Lettre n° 7535

Par la grâce de D.ieu,
8 Tévet 5721,
Brooklyn,

Je vous salue et vous bénis,

J’ai bien reçu votre lettre de ce dimanche, de même que celle qui la précédait. Je vous remercie pour cette bonne nouvelle, la réussite du traitement médical. Puisse D.ieu faire qu’elle(1) recouvre bientôt ses forces et qu’elle puisse annoncer elle-même de bonnes nouvelles, en la matière.

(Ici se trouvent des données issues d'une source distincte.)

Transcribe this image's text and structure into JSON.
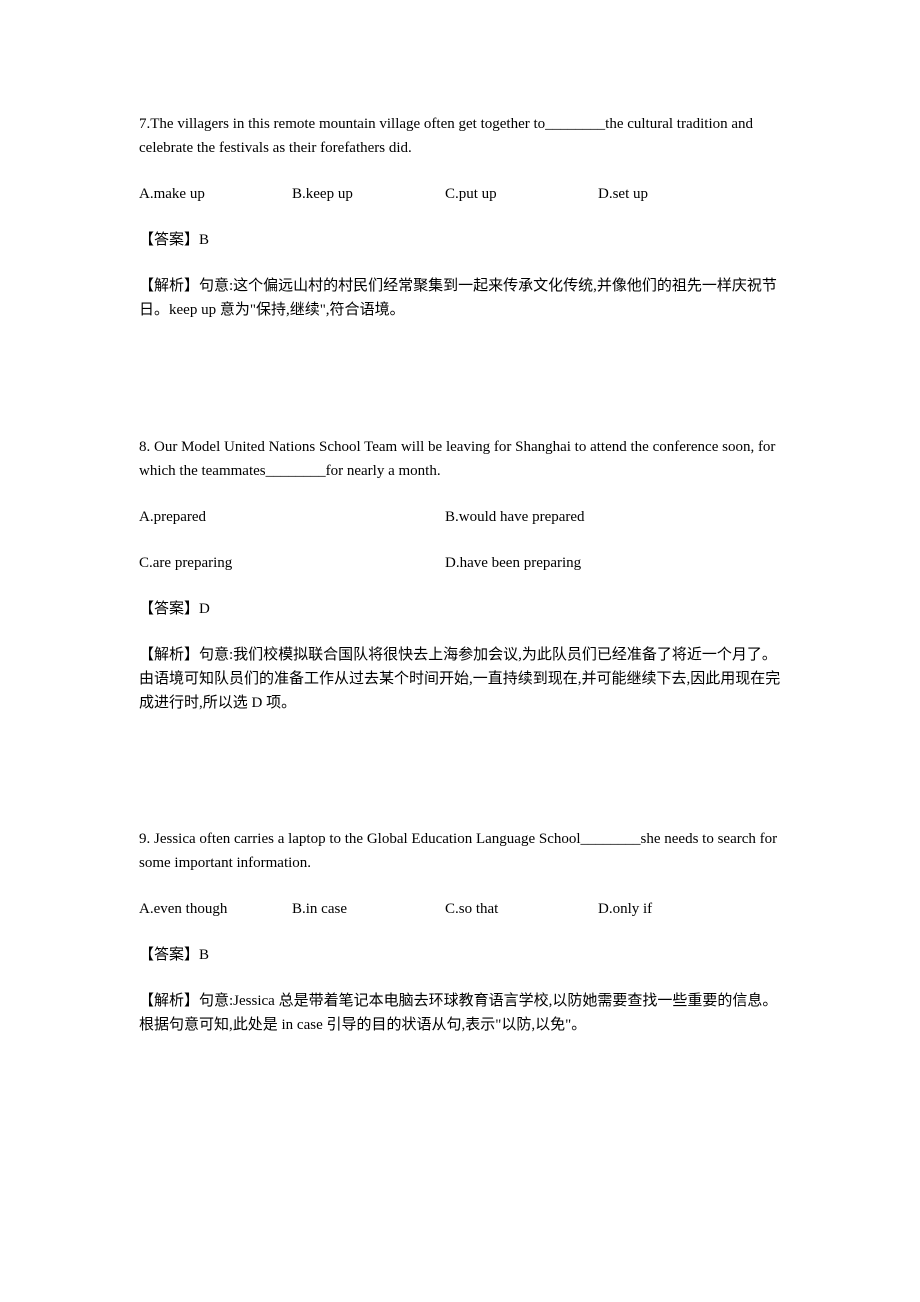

Vous faites également référence à cette institution(2), dont vous envisagez le transfert à une certaine organisation. Il est bien évident qu’il convient, avant tout, de vérifier la compétence, dans le domaine de l’éducation basée sur les valeurs sacrées, de ceux qui en recevront la responsabilité, car ceci est bien l’essentiel, en la matière, puisque les élèves doivent grandir sur les bases de notre Torah et de ses Mitsvot. Certes, il semble qu’en la matière, il n’y ait pas de limite(3), mais, en l’occurrence, il convient de vérifier que l’éducation qu’ils reçoivent actuellement ne soit pas réduite. Je ne sais pas si l’on peut en obtenir la garantie dans le cadre du contrat de transfert ou de vente. En effet, on peut vérifier, dans la pratique, que tout ce qui concerne l’esprit et les conceptions morales, y compris quand un engagement est pris, se maintient uniquement dans la mesure où celui qui s’engage y adhère, car, si ce n’est pas le cas, on peut toujours trouver un moyen de se justifier(4).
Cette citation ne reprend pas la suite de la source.